26.06.2019

The Moscow Times: ‘Like Pre-Revolutionary Pogroms’: Ethnic Conflicts on the Rise in Russia

For the second time in 13 months, Roma have fled a Russian village for fear of attacks.

Olga Abramenko, an expert on the Roma with the St. Petersburg-based Memorial Anti-Discrimination Center, said that tensions between Roma people and ethnic Russians are long-standing and flare up occasionally. Last year, the independent Levada Center pollster found that xenophobia in Russia was growing, and that the largest portion of it was directed toward the Roma. Of those polled, 43 percent said they wouldn’t let Roma people into the country.

Since a law was passed in 1956 banning the Roma’s nomadic lifestyle, they have had trouble integrating into Russian society, Abramenko said. While a recent census numbered Roma in Russia at some 200,000, Abramenko said the actual figures range between 400,000-500,000, because many are scared to identify as Roma and because the government didn’t allocate land to all of them after 1956. As a result, Roma people built houses without proper land ownership documents and, as a consequence, many aren’t registered.

This state of affairs also makes it difficult for Roma to attend school. And even if they are able to, they often face discrimination and drop out early. In 2017, Memorial specifically included the local school for Chemodanovka and Lopatka in a report to the United Nations Committee on the Elimination of Racial Discrimination. At the time, the school had separate classes for Roma.

“We have real apartheid with Roma people in Russian schools,” Abramenko said. “Because of this, parents take kids out of school early, thinking, ‘What’s the point?’ So the kids are handed the traditional Roma fate — early pregnancies and poverty. This cycle needs to be broken, but the authorities don’t care and deal with the problem in the language of repression.”

She highlighted an October 2018 Kremlin round table on a government drive to evict dozens of Roma from the Tula region south of Moscow. “You and I both know well that they professionally deal drugs there and people just don’t want to live near that — that’s the problem,” Putin told Demeter during the discussion.

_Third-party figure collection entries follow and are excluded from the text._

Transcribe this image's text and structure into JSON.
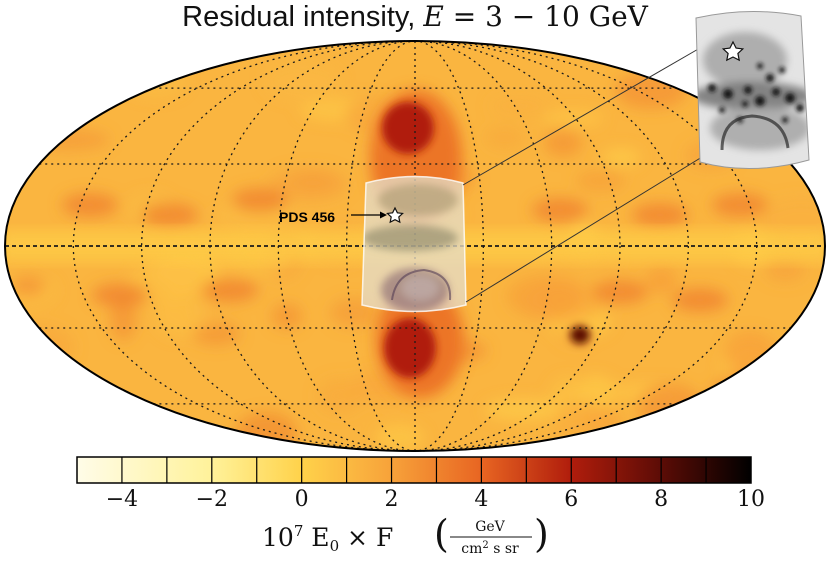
{
  "chart_data": {
    "type": "heatmap",
    "projection": "Mollweide all-sky",
    "title": {
      "prefix": "Residual intensity, ",
      "energy_var": "E",
      "energy_eq": " = 3 − 10",
      "energy_unit": " GeV"
    },
    "colorbar": {
      "min": -5,
      "max": 10,
      "ticks": [
        -4,
        -2,
        0,
        2,
        4,
        6,
        8,
        10
      ],
      "tick_labels": [
        "−4",
        "−2",
        "0",
        "2",
        "4",
        "6",
        "8",
        "10"
      ],
      "stops": [
        {
          "value": -5,
          "color": "#fffce8"
        },
        {
          "value": -2,
          "color": "#fff29a"
        },
        {
          "value": 0,
          "color": "#ffd24a"
        },
        {
          "value": 2,
          "color": "#f7a23a"
        },
        {
          "value": 4,
          "color": "#e86522"
        },
        {
          "value": 6,
          "color": "#b01d0c"
        },
        {
          "value": 8,
          "color": "#5c0c06"
        },
        {
          "value": 10,
          "color": "#000000"
        }
      ],
      "label": {
        "factor": "10",
        "exponent": "7",
        "main": " E",
        "sub": "0",
        "mult": " × F",
        "num": "GeV",
        "den_pre": "cm",
        "den_exp": "2",
        "den_post": " s sr"
      }
    },
    "map_background_value": 1.2,
    "features": [
      {
        "name": "north-bubble-lobe",
        "level": 6.0
      },
      {
        "name": "south-bubble-lobe",
        "level": 6.0
      },
      {
        "name": "bright-spot",
        "level": 8.0
      },
      {
        "name": "plane-band",
        "level": 0.2
      }
    ],
    "annotations": {
      "source_label": "PDS 456",
      "source_marker": "star",
      "inset": "zoom of galactic-center region (grayscale)"
    }
  },
  "palette": {
    "grid": "#1a1a1a",
    "frame": "#000000",
    "background": "#ffffff"
  }
}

“When you hear that from a regular person, you can let it slide,” Abramenko said. “But from the president?”

As an example of a commonly propagated scare story, she noted that Russian parents sometimes tell their children that “gypsies” will kidnap them if they misbehave. Dmitry also referenced the folktale as prevalent in Penza.

Days before Putin’s inauguration last year, a similar conflict to the one in Chemodanovka took place in the Ust-Abakan settlement in the remote Siberian Republic of Khakassia. During an argument that turned into a fight between a Roma person and an ethnic Russian, the Russian fell backward and hit his head, resulting in his death.

Almost immediately, around 500 local Roma fled because of threats from Russians, leaving their homes behind to be ransacked. Sergei Mikheyev, a colleague of Abramenko’s at Memorial, wrote after a visit to the settlement last summer that what he saw reminded him of pictures of the Jewish pogroms of the last century.

By September, some of the families who had left had begun to return, but local officials said 11 of their homes would be razed. The families sued, with the local court ruling in their favor. But after officials appealed, Khakassia’s Supreme Court stood with officials in a decision at the end of May. The families’ lawyer Valery Zaytsev told The Moscow Times that they will have 30 days to vacate their homes once officials announce eviction proceedings in the coming days.